Earlier this week, WordPress developer Andrew Nacin announced a new maintenance and security release for WordPress, which he recommends be downloaded immediately. WordPress 3.6.1 addresses a total of 13 bugs that have been identified in Version 3.6. Overall, the developer stated recently that the WordPress 3.6 release – despite its delay – has been one of the smoothest releases ever of the WordPress platform.
According to Nacin, (pictured) “WordPress 3.6.1 is also a security release for all previous WordPress versions and we strongly encourage you to update your sites immediately. It addresses three issues fixed by the WordPress security team.”
It blocks unsafe PHP unserialization that could occur in limited situations and setups, which can lead to remote code execution. This was reported by Tom Van Goethem. The new release also prevents a user with an Author role, using a specially crafted request, from being able to create a post ‘written by’ another user. This issues was reported by Anakorn Kyavatanakij. Finally, insufficient input validation that could result in redirecting or leading a user to another website has been resolved. The bug was initially reported by Dave Cummo, a Northrup Grumman subcontractor for the U.S. Centers for Disease Control and Prevention.
Make WordPress Core
For WordPress users who would like to be involved with or keep up with the latest news surrounding the platform’s development, the Make WordPress Core is a great place to start. News regarding the latest development states is included on the page linked above, plus there are also other sources that readers can use to submit bug reports, provide feedback, and view which features may be included in the upcoming WordPress 3.7 (release date to be determined).
In other news, WordCamps (informal meetings and gathering that take place worldwide) are on pace to set record attendance levels this year, with more than a dozen events still remaining for the calendar year. Nacin, who has been involved with WordPress for years, stated on his personal blog site that he was honored to speak at the marquee WordCamp San Francisco earlier this year. WordPress 3.6 Lead Developer Mark Jaquith also spoke in San Francisco. Many in the industry point to Jaquith for his leadership through a highly delayed WordPress 3.6 release that ultimately turned out to be one of the smoothest version releases in WordPress history.
For the rest of September, there are a total of four WordCamps on tap: Baltimore (September 21st), Salt Lake City (September 21st), Los Angeles (September 21st-22nd), and Wroclaw (September 28th-29th). WordCamp Central coordinator Andrea Middleton has been instrumental in the program’s success and more than 250 events have been held since the very first WordCamp in 2006.

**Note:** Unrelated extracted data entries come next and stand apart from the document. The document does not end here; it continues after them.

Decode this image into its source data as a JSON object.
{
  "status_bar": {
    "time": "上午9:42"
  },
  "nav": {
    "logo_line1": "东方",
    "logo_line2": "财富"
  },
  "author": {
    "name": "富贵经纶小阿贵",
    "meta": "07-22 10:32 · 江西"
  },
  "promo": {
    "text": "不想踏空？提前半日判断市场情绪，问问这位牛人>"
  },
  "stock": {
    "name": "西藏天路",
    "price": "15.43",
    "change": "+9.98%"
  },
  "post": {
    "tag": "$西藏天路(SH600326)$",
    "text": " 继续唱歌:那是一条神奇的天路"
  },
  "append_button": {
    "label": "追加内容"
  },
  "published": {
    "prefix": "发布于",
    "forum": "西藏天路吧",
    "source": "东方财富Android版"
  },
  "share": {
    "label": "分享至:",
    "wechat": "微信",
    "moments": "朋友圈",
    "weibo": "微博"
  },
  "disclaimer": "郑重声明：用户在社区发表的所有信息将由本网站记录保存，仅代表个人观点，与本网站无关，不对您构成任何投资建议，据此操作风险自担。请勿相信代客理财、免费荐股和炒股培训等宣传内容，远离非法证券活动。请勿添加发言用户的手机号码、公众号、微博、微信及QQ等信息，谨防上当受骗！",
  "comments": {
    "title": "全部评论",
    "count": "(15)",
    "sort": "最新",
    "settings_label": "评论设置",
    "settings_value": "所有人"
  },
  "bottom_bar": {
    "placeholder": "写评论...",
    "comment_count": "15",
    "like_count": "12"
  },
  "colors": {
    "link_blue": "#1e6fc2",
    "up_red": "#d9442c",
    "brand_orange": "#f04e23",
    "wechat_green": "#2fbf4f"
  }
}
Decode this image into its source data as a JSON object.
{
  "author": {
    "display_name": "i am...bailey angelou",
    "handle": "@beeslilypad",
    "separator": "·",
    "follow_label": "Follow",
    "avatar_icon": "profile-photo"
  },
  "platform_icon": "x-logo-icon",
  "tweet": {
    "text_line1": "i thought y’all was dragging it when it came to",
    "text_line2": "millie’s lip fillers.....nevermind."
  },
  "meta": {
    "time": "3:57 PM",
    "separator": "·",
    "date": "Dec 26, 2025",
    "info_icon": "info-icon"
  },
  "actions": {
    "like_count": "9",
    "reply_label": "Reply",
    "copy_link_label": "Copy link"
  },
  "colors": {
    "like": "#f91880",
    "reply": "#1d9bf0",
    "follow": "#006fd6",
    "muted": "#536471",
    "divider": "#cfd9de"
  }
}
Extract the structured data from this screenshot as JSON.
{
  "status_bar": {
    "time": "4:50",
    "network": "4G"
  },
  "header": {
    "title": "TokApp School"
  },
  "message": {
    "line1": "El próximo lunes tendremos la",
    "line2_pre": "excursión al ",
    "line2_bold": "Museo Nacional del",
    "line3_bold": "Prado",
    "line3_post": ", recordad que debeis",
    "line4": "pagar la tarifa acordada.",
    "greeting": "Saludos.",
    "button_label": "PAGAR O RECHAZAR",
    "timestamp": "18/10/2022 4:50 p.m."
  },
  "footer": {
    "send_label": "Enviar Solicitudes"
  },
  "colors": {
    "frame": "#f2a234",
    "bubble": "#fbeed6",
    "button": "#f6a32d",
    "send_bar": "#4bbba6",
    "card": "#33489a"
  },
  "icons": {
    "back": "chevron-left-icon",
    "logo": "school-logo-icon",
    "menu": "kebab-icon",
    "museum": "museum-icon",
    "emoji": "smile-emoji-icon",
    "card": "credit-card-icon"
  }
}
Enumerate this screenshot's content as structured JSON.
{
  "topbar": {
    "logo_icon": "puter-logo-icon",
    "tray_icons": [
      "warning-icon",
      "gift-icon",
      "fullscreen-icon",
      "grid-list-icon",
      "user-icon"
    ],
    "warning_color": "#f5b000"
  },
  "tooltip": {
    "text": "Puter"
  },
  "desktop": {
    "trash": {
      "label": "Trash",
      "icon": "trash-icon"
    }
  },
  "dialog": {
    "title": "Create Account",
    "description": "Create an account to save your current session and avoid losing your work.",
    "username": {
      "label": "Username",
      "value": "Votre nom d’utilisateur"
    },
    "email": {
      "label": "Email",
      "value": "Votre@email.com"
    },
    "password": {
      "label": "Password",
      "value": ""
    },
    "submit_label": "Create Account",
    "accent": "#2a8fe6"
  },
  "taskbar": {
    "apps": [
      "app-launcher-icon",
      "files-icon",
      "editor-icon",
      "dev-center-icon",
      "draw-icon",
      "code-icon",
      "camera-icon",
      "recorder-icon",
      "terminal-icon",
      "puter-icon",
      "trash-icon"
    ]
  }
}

According to the official WordCamp website, “Getting to meet and learn from other WordPress users face-to-face is one of the main reasons people attend WordCamps. Many WordCamps set up an informal “genius bar” staffed with experienced WordPress volunteers who try to help fellow attendees with their WordPress questions. In addition to learning from each other, attendees often find new collaborators, employees/employers and potential co-conspirators in the WordCamp crowd. These new relationships can lead to exciting WordPress projects throughout the year. Many WordCamps also set up a ‘job board’ for attendees to post job openings, business cards, etc. Ideally, every WordCamp is the annual ‘big event’ of a local WordPress meetup group. If no such group exists, a WordCamp can be a great way to kick it off.”
To find out more about possible WordCamps in your area, consult the complete 2013 WordCamp schedule and be sure to read other resources which are available on the WordCamp Central website to see if you might be interested in participating in spreading WordPress knowledge and collaborating with similarly-minded professionals.